For $\frac{3}{2} < p \leq \infty$, when the norm of the initial data $\|\mathcal{F}_x f_0\|_{L^1 \cap L^p \cap \mathcal{X}^{-p}(\mathbb{R}^3_{\xi}; L^2(\mathbb{R}^3_v))}$ is sufficiently small, we construct global solutions to the Cauchy problem for the non-cutoff Boltzmann equation near equilibrium in the whole space $\mathbb{R}^3$. Here, $\mathcal{F}_x f_0(\xi, v)$ denotes the Fourier transform of $f_0(x, v)$ with respect to the spatial variable $x$, and $\mathcal{X}^{-p}$ is the $L^p$ space incorporating a Hardy potential.Compared to the $L^1_{\xi} \cap L^p_{\xi}$ space used in [15], we consider the low-regularity Sobolev space $L^1_{\xi} \cap L^p_{\xi} \cap \mathcal{X}^{-p}_{\xi}$ in the whole-space framework.
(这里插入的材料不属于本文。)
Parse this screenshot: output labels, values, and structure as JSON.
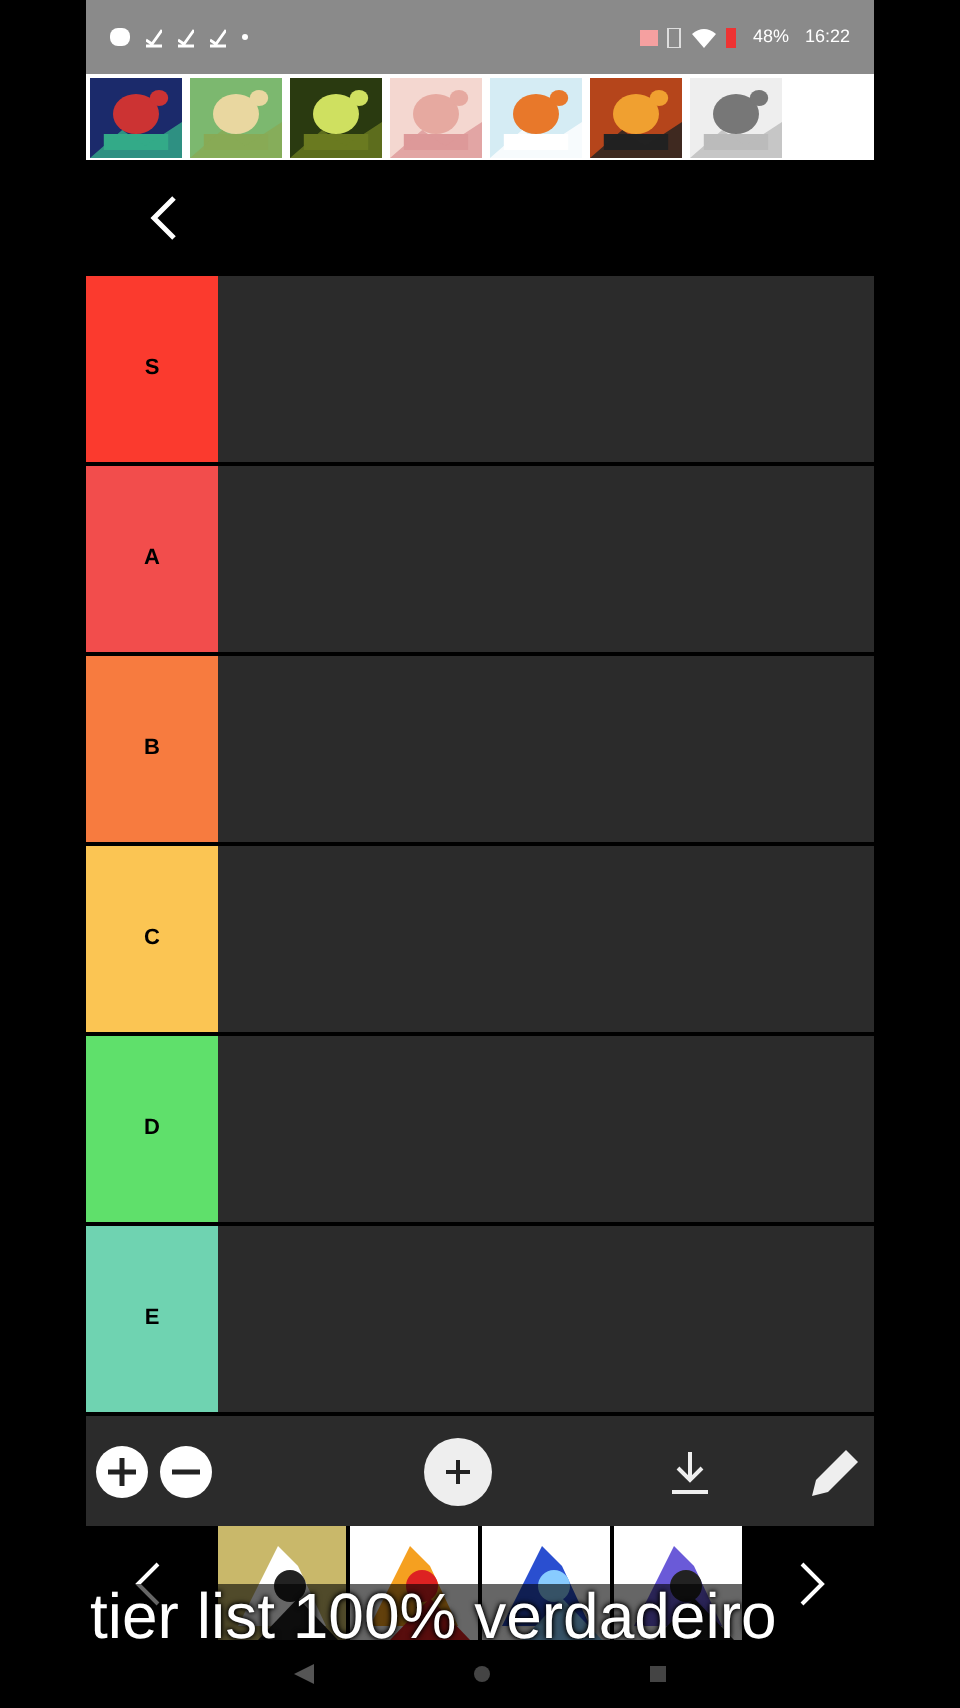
{
  "status_bar": {
    "battery": "48%",
    "time": "16:22"
  },
  "tiers": [
    {
      "label": "S",
      "color": "#fb3a2e"
    },
    {
      "label": "A",
      "color": "#f24d4c"
    },
    {
      "label": "B",
      "color": "#f77b3f"
    },
    {
      "label": "C",
      "color": "#fbc553"
    },
    {
      "label": "D",
      "color": "#5fe06b"
    },
    {
      "label": "E",
      "color": "#6fd3b1"
    }
  ],
  "caption": "tier list 100% verdadeiro"
}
Under the energy method framework, we establish a priori estimates to close the argument, thereby obtaining global solutions. In particular, we also derive the decay estimate, for any arbitrarily small $\delta>0,$

$\|f(t)\|_{L^1_{\xi}L^2_v}\lesssim(1+t)^{-\frac{3}{2}(1-\frac{1}{p})+\delta}.$

Key words: Boltzmann equation, global solution, energy method, $(L^1_{\xi}\cap L^p_{\xi}\cap\mathcal{X}^{-p}_{\xi})L^2_v$ space.

中图分类号:

O175.23

罗欢, 李浩光. 玻尔兹曼方程低正则解的全局适定性和衰减性——献给李工宝教授 70 寿辰[J]. 数学物理学报, 2025, 45(6): 1854-1874.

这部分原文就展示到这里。